Gotham_ A History of New York City to 1898 - Edwin G. Burrows [970]
In 1888 the Real Estate Record and Builders’ Guide, organ of New York’s propertied interests, also came out for consolidation. Only a centralized authority, it argued, could push through the improvements that would boost land values and provide insurance companies, savings banks, and estate trustees with profitable investment opportunities.
That same year Mayor Hewitt, himself a Chamber of Commerce stalwart, issued a proposal for a vast and coordinated program of public improvements and sketched a grand vision of New York’s future. “With its noble harbor protected from injury, and the channels of its approach straightened and deepened”; with its wharves and docks improved and its streets paved and cleansed; with “cheap and rapid transit throughout its length and breadth” and “salubrious and attractive parks” sprinkled throughout the area; and with a system of taxation “so modified that the capital of the world may be as free to come and go as the air of heaven”—then, Hewitt said, “the imagination can place no bounds to the future growth of this city in business, wealth, and the blessings of civilization.” Indeed New York’s “imperial destiny as the greatest city in the world is assured by natural causes, which cannot be thwarted except by the folly and neglect of its inhabitants.”
For all its upbeat energy, this “imperial” urban vision—like those of nationalist jingoes, railroad magnates, and corporate financiers—was also fueled by fear. Inaction might leave the field to rival empire builders, which in New York’s case meant Chicago. In 1889 Chicago swallowed up 133 square miles of suburban terrain, and when the 1890 census was tallied, the results showed the midwestern metropolis (population 1,100,000) gaining fast on Manhattan (1,515,000).
The Real Estate Record assessed the threat bluntly: “New York would undoubtedly lose a great deal in prestige the world over—and in actual dollars and cents, too—should Chicago or any other city on the continent count a larger population.” European banking and export firms might shift their American branches to the heartland; corporate headquarters would soon follow, taking professional firms along; the market prices of stocks and commodities would get set in the interior; manufacturing would steal away; New York’s property values would scud downward. Doomsayers recalled how the power and prestige of Philadelphia, once America’s chief city, had slowly bled away once it was surpassed numerically by its Hudson River rival.
If Chicago became the first city in population, moreover, it might relegate New York to secondary status in other spheres—those of arts, culture, and politics. This fear took tangible form in 1890, when Congress gave the midwesterners the go-ahead to host a giant celebration of the four hundredth anniversary of Columbus’s voyage. The idea of a World’s Fair had been broached back in 1882, and ever since the two colossi had been competing for it furiously. Defeat seemed another doleful indicator of metropolitan decline.

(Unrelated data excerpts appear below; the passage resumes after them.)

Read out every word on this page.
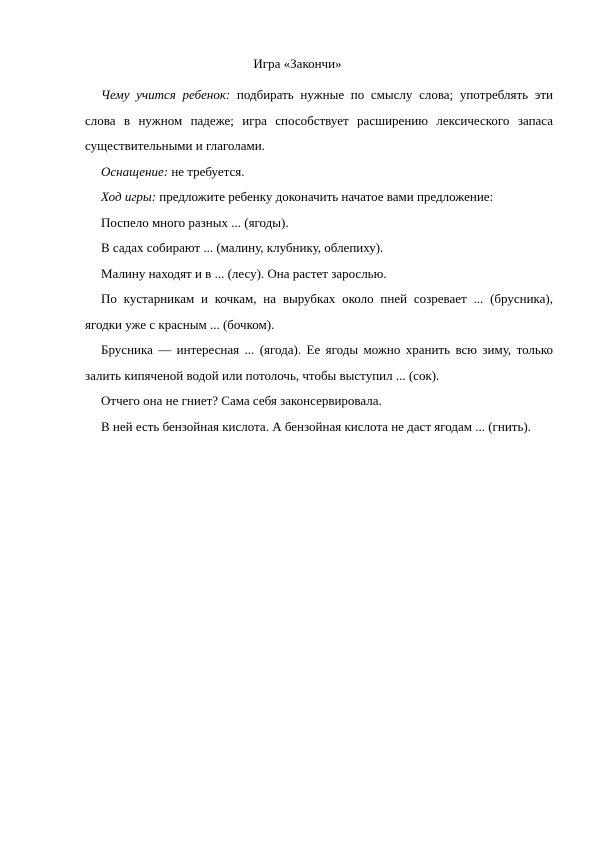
Игра «Закончи»

Чему учится ребенок: подбирать нужные по смыслу слова; употреблять эти слова в нужном падеже; игра способствует расширению лексического запаса существительными и глаголами.

Оснащение: не требуется.

Ход игры: предложите ребенку доконачить начатое вами предложение:

Поспело много разных ... (ягоды).

В садах собирают ... (малину, клубнику, облепиху).

Малину находят и в ... (лесу). Она растет зарослью.

По кустарникам и кочкам, на вырубках около пней созревает ... (брусника), ягодки уже с красным ... (бочком).

Брусника — интересная ... (ягода). Ее ягоды можно хранить всю зиму, только залить кипяченой водой или потолочь, чтобы выступил ... (сок).

Отчего она не гниет? Сама себя законсервировала.

В ней есть бензойная кислота. А бензойная кислота не даст ягодам ... (гнить).
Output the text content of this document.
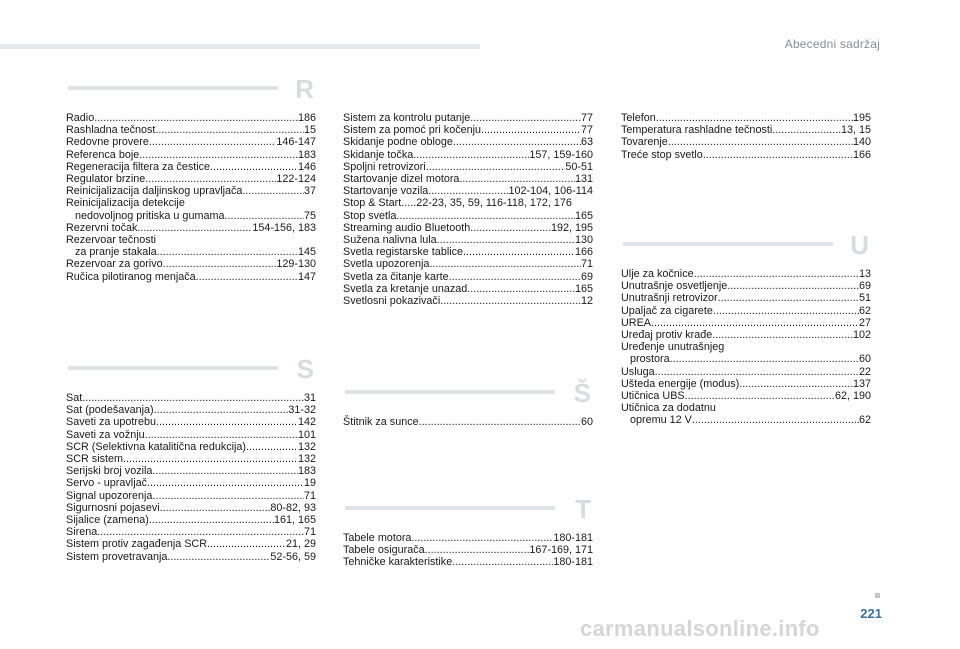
Abecedni sadržaj
R
Radio .....	186
Rashladna tečnost .....	15
Redovne provere .....	146-147
Referenca boje .....	183
Regeneracija filtera za čestice .....	146
Regulator brzine .....	122-124
Reinicijalizacija daljinskog upravljača .....	37
Reinicijalizacija detekcije
nedovoljnog pritiska u gumama .....	75
Rezervni točak .....	154-156, 183
Rezervoar tečnosti
za pranje stakala .....	145
Rezervoar za gorivo .....	129-130
Ručica pilotiranog menjača .....	147
S
Sat .....	31
Sat (podešavanja) .....	31-32
Saveti za upotrebu .....	142
Saveti za vožnju .....	101
SCR (Selektivna katalitična redukcija) .....	132
SCR sistem .....	132
Serijski broj vozila .....	183
Servo - upravljač .....	19
Signal upozorenja .....	71
Sigurnosni pojasevi .....	80-82, 93
Sijalice (zamena) .....	161, 165
Sirena .....	71
Sistem protiv zagađenja SCR .....	21, 29
Sistem provetravanja .....	52-56, 59
Sistem za kontrolu putanje .....	77
Sistem za pomoć pri kočenju .....	77
Skidanje podne obloge .....	63
Skidanje točka .....	157, 159-160
Spoljni retrovizori .....	50-51
Startovanje dizel motora .....	131
Startovanje vozila .....	102-104, 106-114
Stop & Start.....22-23, 35, 59, 116-118, 172, 176
Stop svetla .....	165
Streaming audio Bluetooth .....	192, 195
Sužena nalivna lula .....	130
Svetla registarske tablice .....	166
Svetla upozorenja .....	71
Svetla za čitanje karte .....	69
Svetla za kretanje unazad .....	165
Svetlosni pokazivači .....	12
Š
Štitnik za sunce .....	60
T
Tabele motora .....	180-181
Tabele osigurača .....	167-169, 171
Tehničke karakteristike .....	180-181
Telefon .....	195
Temperatura rashladne tečnosti .....	13, 15
Tovarenje .....	140
Treće stop svetlo .....	166
U
Ulje za kočnice .....	13
Unutrašnje osvetljenje .....	69
Unutrašnji retrovizor .....	51
Upaljač za cigarete .....	62
UREA .....	27
Uređaj protiv krađe .....	102
Uređenje unutrašnjeg
prostora .....	60
Usluga .....	22
Ušteda energije (modus) .....	137
Utičnica UBS .....	62, 190
Utičnica za dodatnu
opremu 12 V .....	62
221
carmanualsonline.info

How to hold the front rank? Immigration was important but inconstant and slow. Green underscored the fact that Chicago, like Paris and London (which had obtained a regional government with establishment of the London County Council in 1888), had “become great and prosperous, not alone by accumulation of number, within their first restricted bounds, but by expansion, annexation, and consolidation”—and the city’s leading businessmen agreed.